あの記事この記事、なんの記事?散逸した記憶の集合体。ニヒリズムの立場から論ず。

「ニヒルの山」 第五回

 古びた扉に手をかける。と、半開きになった段階で取っ手はいとも簡単に崩れてしまった。腐食しているのだ。
 半開きになったところから中の様子を覗き見る。誰か住んでいたとしたら、ひょっとしたら死体なぞあるかもしれない。そう考えると恐ろしかったが、臭いはただ山のそれであった。
 なんだか踏ん切りがつかない。開け放したとたんになにか現れたりしないだろうか。キツネに化かされたという話もある。タヌキか
 このままでは埒が開かない。意を決して扉を完全に開け放つ。
 一陣の風が吹き抜けた。久々に家が呼吸をした。そして、その禍々しい幸福な雰囲気を拭き消そうとしていた。

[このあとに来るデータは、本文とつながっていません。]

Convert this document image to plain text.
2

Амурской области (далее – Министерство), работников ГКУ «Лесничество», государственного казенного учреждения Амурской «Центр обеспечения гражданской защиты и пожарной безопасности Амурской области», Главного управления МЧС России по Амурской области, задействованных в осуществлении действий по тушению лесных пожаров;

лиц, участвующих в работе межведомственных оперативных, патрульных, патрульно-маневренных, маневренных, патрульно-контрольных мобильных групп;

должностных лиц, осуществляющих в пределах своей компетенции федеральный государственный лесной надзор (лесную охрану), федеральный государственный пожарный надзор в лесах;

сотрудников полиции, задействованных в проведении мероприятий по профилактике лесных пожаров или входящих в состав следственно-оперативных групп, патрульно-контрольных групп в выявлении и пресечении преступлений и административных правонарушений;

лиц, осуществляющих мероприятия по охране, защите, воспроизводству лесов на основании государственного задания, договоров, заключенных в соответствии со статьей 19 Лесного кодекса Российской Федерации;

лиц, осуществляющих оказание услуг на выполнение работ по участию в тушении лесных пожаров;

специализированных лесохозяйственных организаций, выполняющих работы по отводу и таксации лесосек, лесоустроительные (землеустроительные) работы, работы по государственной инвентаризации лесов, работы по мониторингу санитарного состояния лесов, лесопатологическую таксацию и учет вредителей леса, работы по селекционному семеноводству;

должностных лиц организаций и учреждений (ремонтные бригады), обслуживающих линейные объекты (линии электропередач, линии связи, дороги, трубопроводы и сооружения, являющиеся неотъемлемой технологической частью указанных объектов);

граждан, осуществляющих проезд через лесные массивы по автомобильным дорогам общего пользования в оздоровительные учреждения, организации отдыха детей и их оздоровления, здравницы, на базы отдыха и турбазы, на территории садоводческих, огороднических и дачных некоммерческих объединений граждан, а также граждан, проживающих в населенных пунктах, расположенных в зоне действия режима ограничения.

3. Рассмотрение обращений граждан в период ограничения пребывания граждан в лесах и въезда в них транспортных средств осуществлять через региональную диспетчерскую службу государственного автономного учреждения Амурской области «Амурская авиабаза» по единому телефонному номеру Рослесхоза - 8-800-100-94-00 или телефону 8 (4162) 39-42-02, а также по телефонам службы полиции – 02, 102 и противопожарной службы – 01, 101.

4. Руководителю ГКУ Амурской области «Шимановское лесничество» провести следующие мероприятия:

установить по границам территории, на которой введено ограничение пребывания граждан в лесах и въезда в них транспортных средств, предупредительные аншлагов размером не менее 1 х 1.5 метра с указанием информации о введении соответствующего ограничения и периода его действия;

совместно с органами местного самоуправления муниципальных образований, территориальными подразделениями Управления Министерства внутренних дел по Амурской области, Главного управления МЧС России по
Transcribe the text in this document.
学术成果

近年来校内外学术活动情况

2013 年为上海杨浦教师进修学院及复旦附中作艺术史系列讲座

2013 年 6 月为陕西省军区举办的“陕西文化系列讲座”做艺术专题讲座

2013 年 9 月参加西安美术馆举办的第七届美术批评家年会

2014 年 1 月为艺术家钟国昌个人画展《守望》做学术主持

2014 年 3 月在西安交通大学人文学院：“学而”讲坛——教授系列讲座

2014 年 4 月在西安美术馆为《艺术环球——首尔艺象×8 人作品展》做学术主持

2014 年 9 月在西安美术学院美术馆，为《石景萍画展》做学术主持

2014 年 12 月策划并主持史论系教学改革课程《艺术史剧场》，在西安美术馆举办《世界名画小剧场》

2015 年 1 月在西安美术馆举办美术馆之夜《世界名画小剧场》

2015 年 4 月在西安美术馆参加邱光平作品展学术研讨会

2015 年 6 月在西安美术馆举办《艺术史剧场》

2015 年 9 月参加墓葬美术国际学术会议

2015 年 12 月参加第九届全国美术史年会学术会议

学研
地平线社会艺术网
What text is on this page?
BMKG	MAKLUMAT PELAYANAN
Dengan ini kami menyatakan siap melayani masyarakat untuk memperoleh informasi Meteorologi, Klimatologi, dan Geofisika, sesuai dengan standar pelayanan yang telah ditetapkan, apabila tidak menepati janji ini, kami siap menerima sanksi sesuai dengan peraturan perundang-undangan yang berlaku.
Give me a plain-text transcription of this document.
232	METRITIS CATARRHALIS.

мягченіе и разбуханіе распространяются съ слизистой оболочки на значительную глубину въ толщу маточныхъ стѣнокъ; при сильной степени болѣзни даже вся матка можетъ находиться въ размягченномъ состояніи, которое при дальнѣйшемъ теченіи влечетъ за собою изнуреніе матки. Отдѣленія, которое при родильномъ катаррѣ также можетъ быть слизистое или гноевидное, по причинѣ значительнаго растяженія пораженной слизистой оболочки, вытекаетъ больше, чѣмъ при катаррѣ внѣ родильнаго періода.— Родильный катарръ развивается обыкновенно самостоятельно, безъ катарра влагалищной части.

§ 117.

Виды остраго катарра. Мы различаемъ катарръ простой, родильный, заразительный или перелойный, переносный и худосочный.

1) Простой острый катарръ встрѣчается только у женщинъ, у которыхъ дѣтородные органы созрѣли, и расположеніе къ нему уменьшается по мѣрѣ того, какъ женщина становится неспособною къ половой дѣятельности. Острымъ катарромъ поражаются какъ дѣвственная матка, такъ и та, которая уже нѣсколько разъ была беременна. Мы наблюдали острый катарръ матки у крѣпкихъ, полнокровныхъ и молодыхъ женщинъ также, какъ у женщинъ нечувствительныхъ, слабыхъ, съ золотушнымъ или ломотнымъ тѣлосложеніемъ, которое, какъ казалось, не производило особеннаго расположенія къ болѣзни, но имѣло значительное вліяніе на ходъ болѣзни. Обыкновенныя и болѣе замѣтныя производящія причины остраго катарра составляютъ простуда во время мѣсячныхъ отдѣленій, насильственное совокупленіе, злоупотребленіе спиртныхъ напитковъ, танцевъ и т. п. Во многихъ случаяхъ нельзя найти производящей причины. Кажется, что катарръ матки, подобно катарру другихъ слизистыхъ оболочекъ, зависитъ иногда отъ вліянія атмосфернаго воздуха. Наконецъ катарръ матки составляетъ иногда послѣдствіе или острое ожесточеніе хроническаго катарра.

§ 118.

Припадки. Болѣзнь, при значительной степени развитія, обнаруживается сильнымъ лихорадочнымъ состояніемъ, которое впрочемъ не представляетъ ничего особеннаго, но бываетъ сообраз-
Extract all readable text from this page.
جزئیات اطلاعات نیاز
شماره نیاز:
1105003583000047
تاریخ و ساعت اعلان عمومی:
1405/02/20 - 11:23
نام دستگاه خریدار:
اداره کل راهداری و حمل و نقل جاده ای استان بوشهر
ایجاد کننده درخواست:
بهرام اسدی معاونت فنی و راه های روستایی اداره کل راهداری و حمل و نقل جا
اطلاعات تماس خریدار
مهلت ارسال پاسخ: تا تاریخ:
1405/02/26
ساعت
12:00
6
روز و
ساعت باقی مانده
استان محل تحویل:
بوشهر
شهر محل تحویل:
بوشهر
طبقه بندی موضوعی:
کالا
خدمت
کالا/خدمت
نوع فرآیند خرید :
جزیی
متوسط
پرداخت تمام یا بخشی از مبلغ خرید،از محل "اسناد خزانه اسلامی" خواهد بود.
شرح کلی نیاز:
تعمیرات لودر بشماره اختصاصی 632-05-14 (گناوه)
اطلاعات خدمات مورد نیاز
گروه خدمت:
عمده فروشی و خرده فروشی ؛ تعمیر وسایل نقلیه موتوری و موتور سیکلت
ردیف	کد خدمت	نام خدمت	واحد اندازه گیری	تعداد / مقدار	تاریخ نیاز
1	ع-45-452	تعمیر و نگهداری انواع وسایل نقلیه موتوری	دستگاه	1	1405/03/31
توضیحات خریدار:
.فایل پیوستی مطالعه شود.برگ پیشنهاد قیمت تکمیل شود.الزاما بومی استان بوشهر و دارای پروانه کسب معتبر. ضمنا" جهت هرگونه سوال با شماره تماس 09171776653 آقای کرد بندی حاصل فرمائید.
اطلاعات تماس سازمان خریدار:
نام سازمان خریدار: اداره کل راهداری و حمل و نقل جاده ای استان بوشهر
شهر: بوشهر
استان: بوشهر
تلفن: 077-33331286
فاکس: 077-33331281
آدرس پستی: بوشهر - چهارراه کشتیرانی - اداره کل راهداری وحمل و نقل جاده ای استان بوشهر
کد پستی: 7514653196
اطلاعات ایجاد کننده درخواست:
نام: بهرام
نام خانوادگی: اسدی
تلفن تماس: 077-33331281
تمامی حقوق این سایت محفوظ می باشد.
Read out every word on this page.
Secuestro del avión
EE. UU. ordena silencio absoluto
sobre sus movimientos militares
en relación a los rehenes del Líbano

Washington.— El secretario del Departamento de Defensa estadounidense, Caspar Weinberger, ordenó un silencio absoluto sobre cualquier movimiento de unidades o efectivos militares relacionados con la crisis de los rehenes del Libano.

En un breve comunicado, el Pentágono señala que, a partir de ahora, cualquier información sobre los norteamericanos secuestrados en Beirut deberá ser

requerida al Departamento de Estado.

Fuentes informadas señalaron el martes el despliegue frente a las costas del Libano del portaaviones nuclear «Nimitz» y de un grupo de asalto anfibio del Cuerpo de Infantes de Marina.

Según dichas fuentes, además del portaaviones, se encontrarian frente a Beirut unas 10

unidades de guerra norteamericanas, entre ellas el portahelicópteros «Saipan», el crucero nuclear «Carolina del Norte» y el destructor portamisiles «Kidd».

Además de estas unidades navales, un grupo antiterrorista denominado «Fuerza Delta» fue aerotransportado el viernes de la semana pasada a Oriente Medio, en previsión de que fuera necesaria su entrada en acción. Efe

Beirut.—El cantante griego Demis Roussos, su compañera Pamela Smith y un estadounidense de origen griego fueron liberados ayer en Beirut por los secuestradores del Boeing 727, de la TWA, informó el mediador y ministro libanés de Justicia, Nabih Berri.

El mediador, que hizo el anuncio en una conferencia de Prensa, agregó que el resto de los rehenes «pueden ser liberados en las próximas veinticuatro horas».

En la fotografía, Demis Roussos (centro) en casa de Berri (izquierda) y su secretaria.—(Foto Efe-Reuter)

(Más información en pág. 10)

 いつのまにか時間がたっていたのか、日差しは傾き始め、といっても秋だから時間は然程遅くないのかもしれない、それが家の中を照らす。枯葉と土に浸食されて、しかも床板も腐り放題である。踏みぬかないように気をつけながら、居間と思しき部屋に踏みこむ。
 茶碗が転がっている。グラスも転がっている。そして、濁った液体の入った皿のみが静止したように置いてある。家具に見えるものはそれくらいだ。生活していたことには違いなさそうだが、これだけで生活が成り立つものか。
 そして、俺は部屋の奥へと目をやった。そこには、窓から太陽の液体の流れ込むそこには、砂の山があった。
 2つ、大きいのと小さいのである。といってもそれほど大きくはない。明らかに周囲の黒土とは違って、清廉な白い砂であった。それが、整然とふた山、細かい砂だ、時折上から下へ落ちるように見える、光を受けて、ややまぶしいくらいに光を反射して、柔らかく輝いていたのである。